These days, search engines are an essential part of our daily lives they, we use them all the time;
We use them thru browsers or apps on smart phones, tablets, laptops, desktops, etc.
A software system that is designed to search for information on the web such as URLs, documents, files, multimedia, etc. The search results are displayed in result pages.
Archie (Closed), was created 1990 by Peter Deutsch, Alan Emtage, and Bill Heelan and was the first search engine the world. It hosted an index of downloadable directory listings. Because of limited space, only listings were available by not the contents of each site.
ALIWEB (Closed), was created in 1993 by Martijn Coster, it allowed people to add pages to it along with a description. However, people at that time didn’t know how to submit their web sites.
YAHOO! SEARCH, was created by David Filo and Jerry Yang 1994.
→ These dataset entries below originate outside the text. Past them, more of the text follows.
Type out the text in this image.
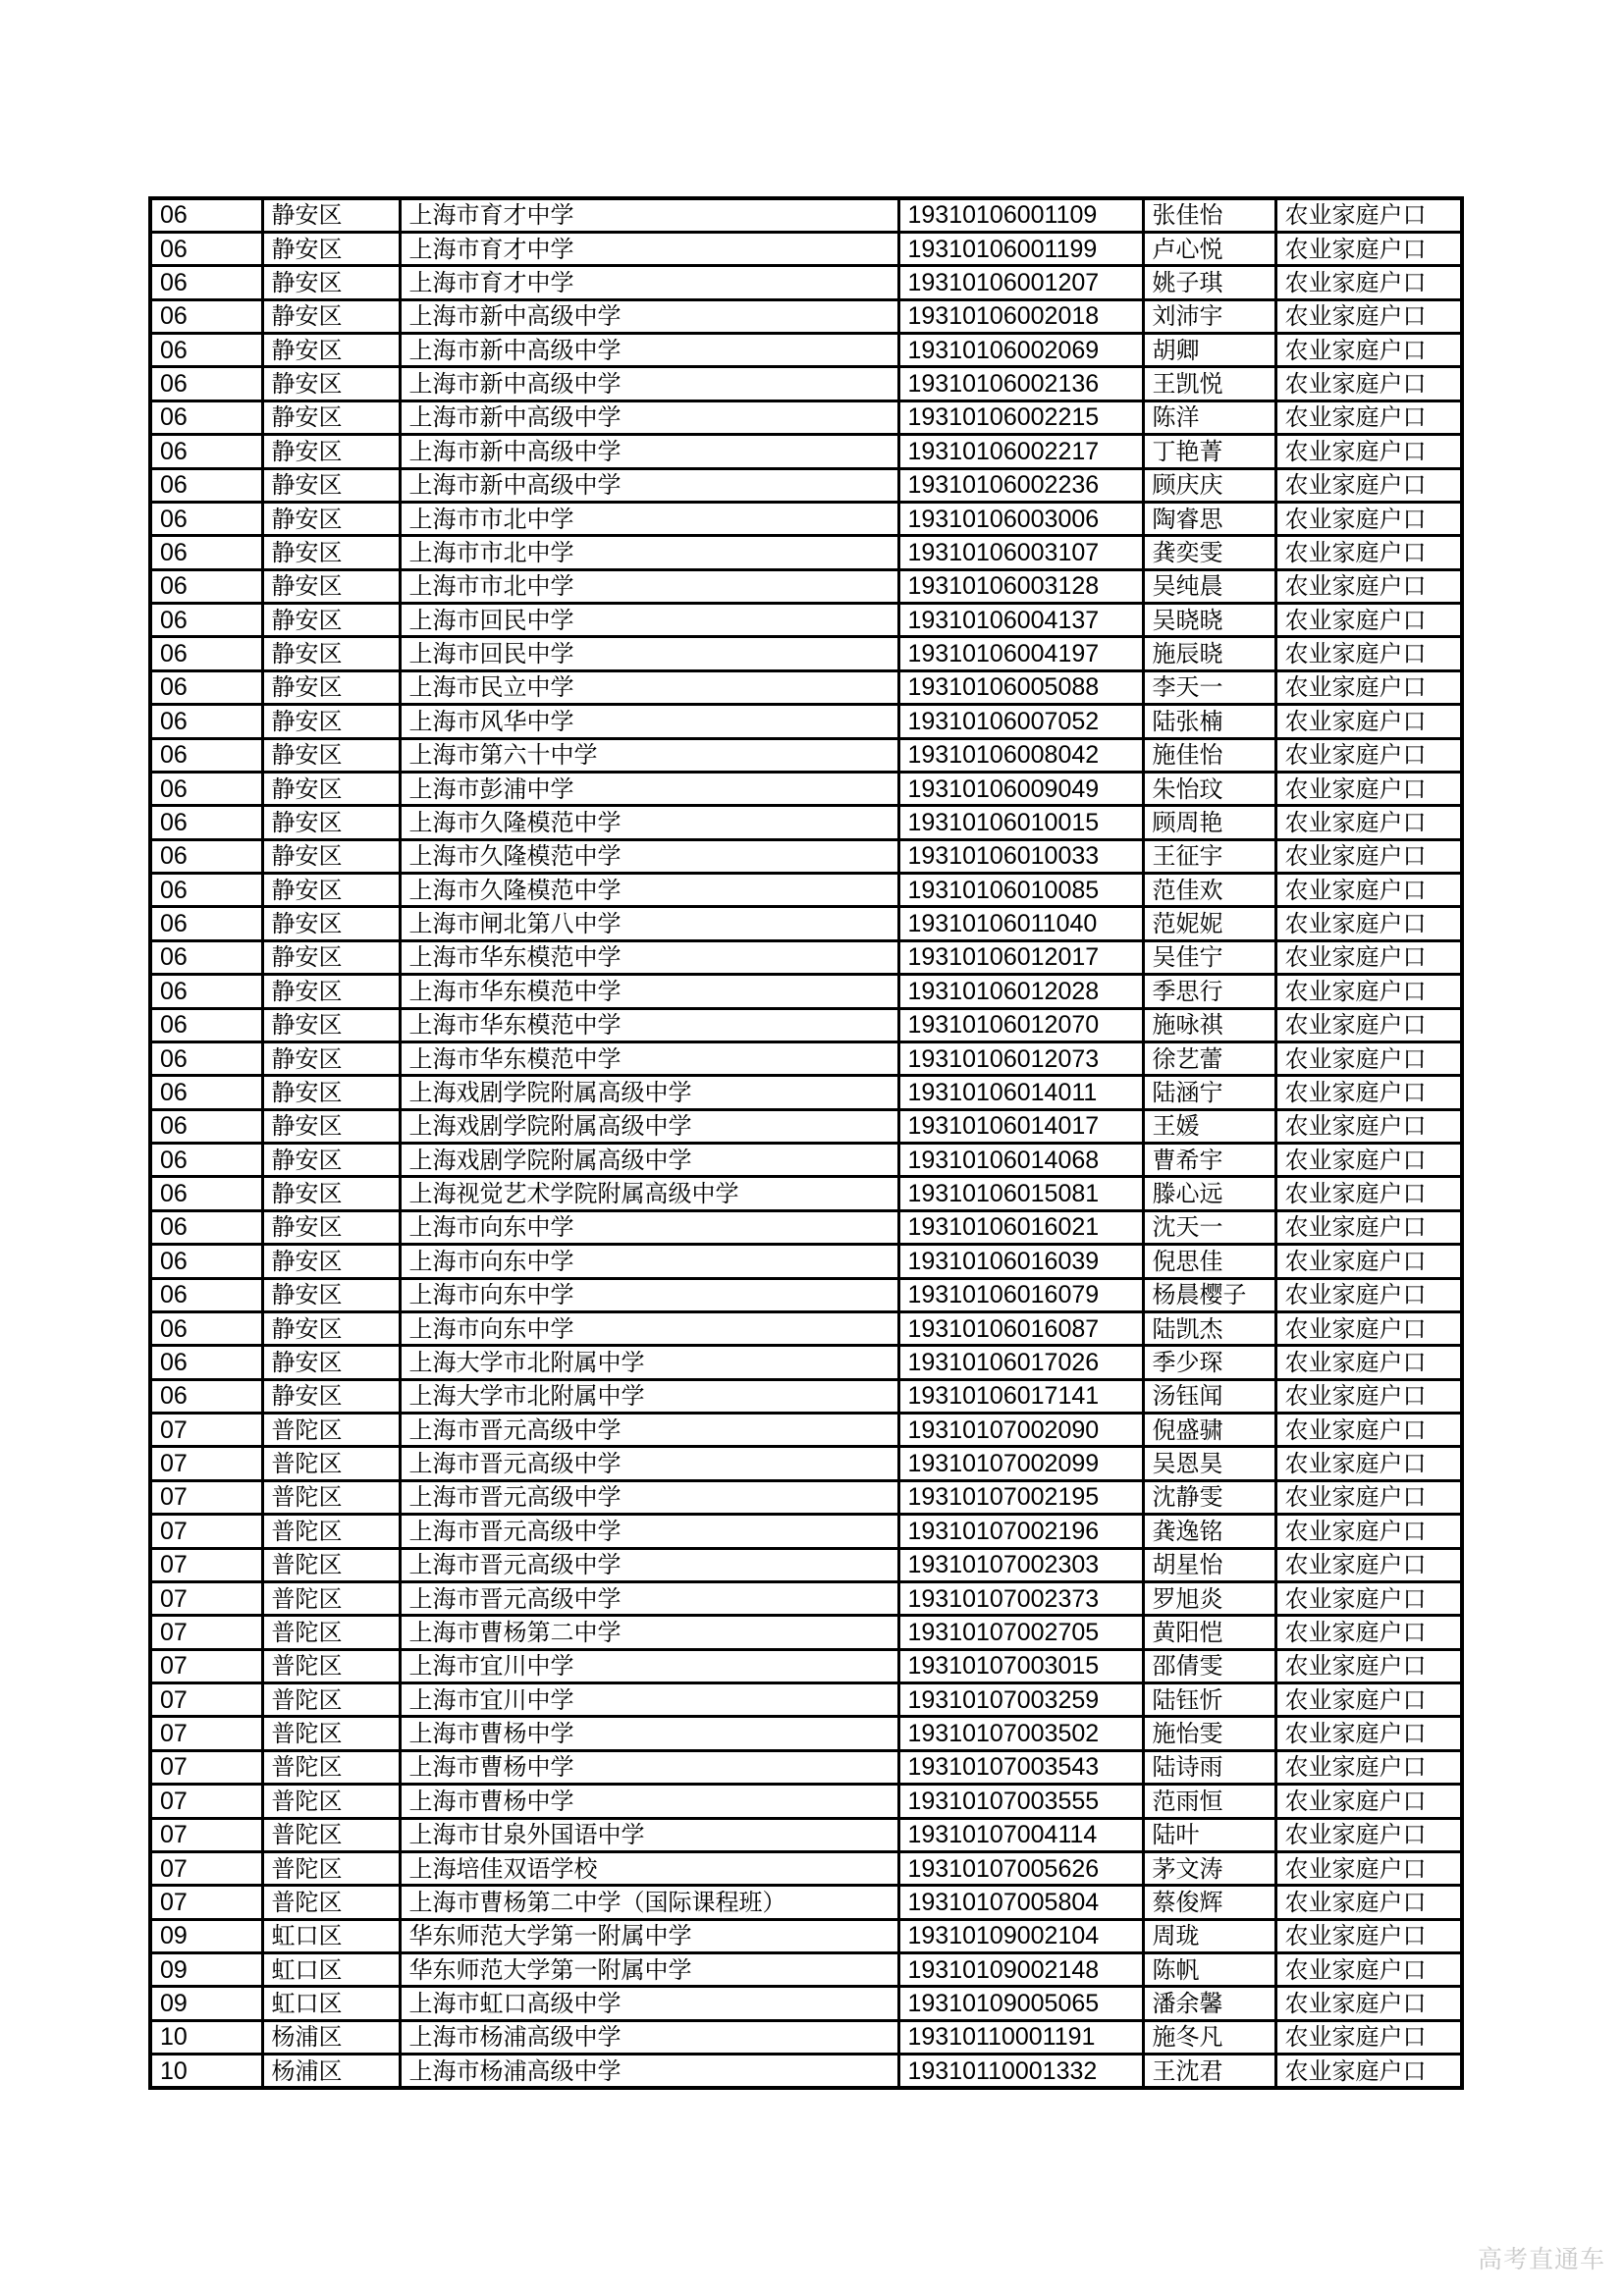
06	静安区	上海市育才中学	19310106001109	张佳怡	农业家庭户口
06	静安区	上海市育才中学	19310106001199	卢心悦	农业家庭户口
06	静安区	上海市育才中学	19310106001207	姚子琪	农业家庭户口
06	静安区	上海市新中高级中学	19310106002018	刘沛宇	农业家庭户口
06	静安区	上海市新中高级中学	19310106002069	胡卿	农业家庭户口
06	静安区	上海市新中高级中学	19310106002136	王凯悦	农业家庭户口
06	静安区	上海市新中高级中学	19310106002215	陈洋	农业家庭户口
06	静安区	上海市新中高级中学	19310106002217	丁艳菁	农业家庭户口
06	静安区	上海市新中高级中学	19310106002236	顾庆庆	农业家庭户口
06	静安区	上海市市北中学	19310106003006	陶睿思	农业家庭户口
06	静安区	上海市市北中学	19310106003107	龚奕雯	农业家庭户口
06	静安区	上海市市北中学	19310106003128	吴纯晨	农业家庭户口
06	静安区	上海市回民中学	19310106004137	吴晓晓	农业家庭户口
06	静安区	上海市回民中学	19310106004197	施辰晓	农业家庭户口
06	静安区	上海市民立中学	19310106005088	李天一	农业家庭户口
06	静安区	上海市风华中学	19310106007052	陆张楠	农业家庭户口
06	静安区	上海市第六十中学	19310106008042	施佳怡	农业家庭户口
06	静安区	上海市彭浦中学	19310106009049	朱怡玟	农业家庭户口
06	静安区	上海市久隆模范中学	19310106010015	顾周艳	农业家庭户口
06	静安区	上海市久隆模范中学	19310106010033	王征宇	农业家庭户口
06	静安区	上海市久隆模范中学	19310106010085	范佳欢	农业家庭户口
06	静安区	上海市闸北第八中学	19310106011040	范妮妮	农业家庭户口
06	静安区	上海市华东模范中学	19310106012017	吴佳宁	农业家庭户口
06	静安区	上海市华东模范中学	19310106012028	季思行	农业家庭户口
06	静安区	上海市华东模范中学	19310106012070	施咏祺	农业家庭户口
06	静安区	上海市华东模范中学	19310106012073	徐艺蕾	农业家庭户口
06	静安区	上海戏剧学院附属高级中学	19310106014011	陆涵宁	农业家庭户口
06	静安区	上海戏剧学院附属高级中学	19310106014017	王媛	农业家庭户口
06	静安区	上海戏剧学院附属高级中学	19310106014068	曹希宇	农业家庭户口
06	静安区	上海视觉艺术学院附属高级中学	19310106015081	滕心远	农业家庭户口
06	静安区	上海市向东中学	19310106016021	沈天一	农业家庭户口
06	静安区	上海市向东中学	19310106016039	倪思佳	农业家庭户口
06	静安区	上海市向东中学	19310106016079	杨晨樱子	农业家庭户口
06	静安区	上海市向东中学	19310106016087	陆凯杰	农业家庭户口
06	静安区	上海大学市北附属中学	19310106017026	季少琛	农业家庭户口
06	静安区	上海大学市北附属中学	19310106017141	汤钰闻	农业家庭户口
07	普陀区	上海市晋元高级中学	19310107002090	倪盛骕	农业家庭户口
07	普陀区	上海市晋元高级中学	19310107002099	吴恩昊	农业家庭户口
07	普陀区	上海市晋元高级中学	19310107002195	沈静雯	农业家庭户口
07	普陀区	上海市晋元高级中学	19310107002196	龚逸铭	农业家庭户口
07	普陀区	上海市晋元高级中学	19310107002303	胡星怡	农业家庭户口
07	普陀区	上海市晋元高级中学	19310107002373	罗旭炎	农业家庭户口
07	普陀区	上海市曹杨第二中学	19310107002705	黄阳恺	农业家庭户口
07	普陀区	上海市宜川中学	19310107003015	邵倩雯	农业家庭户口
07	普陀区	上海市宜川中学	19310107003259	陆钰忻	农业家庭户口
07	普陀区	上海市曹杨中学	19310107003502	施怡雯	农业家庭户口
07	普陀区	上海市曹杨中学	19310107003543	陆诗雨	农业家庭户口
07	普陀区	上海市曹杨中学	19310107003555	范雨恒	农业家庭户口
07	普陀区	上海市甘泉外国语中学	19310107004114	陆叶	农业家庭户口
07	普陀区	上海培佳双语学校	19310107005626	茅文涛	农业家庭户口
07	普陀区	上海市曹杨第二中学（国际课程班）	19310107005804	蔡俊辉	农业家庭户口
09	虹口区	华东师范大学第一附属中学	19310109002104	周珑	农业家庭户口
09	虹口区	华东师范大学第一附属中学	19310109002148	陈帆	农业家庭户口
09	虹口区	上海市虹口高级中学	19310109005065	潘余馨	农业家庭户口
10	杨浦区	上海市杨浦高级中学	19310110001191	施冬凡	农业家庭户口
10	杨浦区	上海市杨浦高级中学	19310110001332	王沈君	农业家庭户口
高考直通车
Google, was created 1998 by Larry Page and Sergey Brin. They began working on in 1996 and it was called Backrub in the beginning.
Types:
Crawler-based: consists of three parts:
Spider (a.k.a crawler): Visits a webpage, reads its info and follows links to other pages within the site (The website/webpage is called “spidered”). The spider returns to the site on a regular basis too look for changes.
Index: The web pages/sites the spider finds is stored in an index. The index contains every copy of every web page that the spider find, If a web page changes. Sometimes it takes time for new pages that the spider finds to be added to the index. So, a web page may have been spidered but not indexed (added to the index). Until it is indexed, it is not available for search.
Software: Algorithms/s that filters millions of pages recorded in the index to find matches to a search query and rank them in order of what it considers is most relevant.
e.g. Google, Bing
Human-Powered: depends on humans for its listings. You submit a short description to it for your entire site, or editors write one for sites they review. A search looks for matches only in the descriptions submitted.
e.g. YAHOO! SEARCH
Advantages of crawler-based search engines
Offers larger searchable databases of web sites.
The full text of individual web pages is often searchable.
Good for searching ambiguous terms or phrases
Disadvantages of crawler-based search engines
No human quality control to remove duplicates and junk
The size of the database can produce high numbers of search results
Advantages of human-powered search engines/directories
User can browse, when user is not sure what they are looking for
If the user is unsure of which keywords to use in order to find information
Advantages of human-powered search engines/directories
Directories are smaller than search engine databases, and only index top-level pages of a site.
The content of a site or page can change without the directory being updated.
Spam: Some web admins try to manipulate their placement in the rankings of various search engine. As search engine techniques have developed, new spam techniques have developed in response. Search engines do not publish their anti-spam techniques to avoid helping spammers to evade them.
Cloaking: involves serving different content to a search engine crawler/spider than to other users.
As a result, the search engine is tricked about the content of the page and ranks the page in ways that, look random to humans.
Content Quality : The web is full with text that — intentionally or not — misleads readers. While there has been a plenty of research on determining the relevance of documents, the issue of document quality or accuracy has not received much attention.
Proximity Searches: Search results that are relative to the device’s location, usually found in mobile devices
Forcing Mobile-Friendly Sites: Search engine giants (especially Google) are forcing websites to have a mobile-friendly version. Websites that do not comply, get lowered in search results
Focus on keywords and search rankings is decreasing: because search user experience is significantly affected by the devices people use: tablets, PCs, smartphones, etc.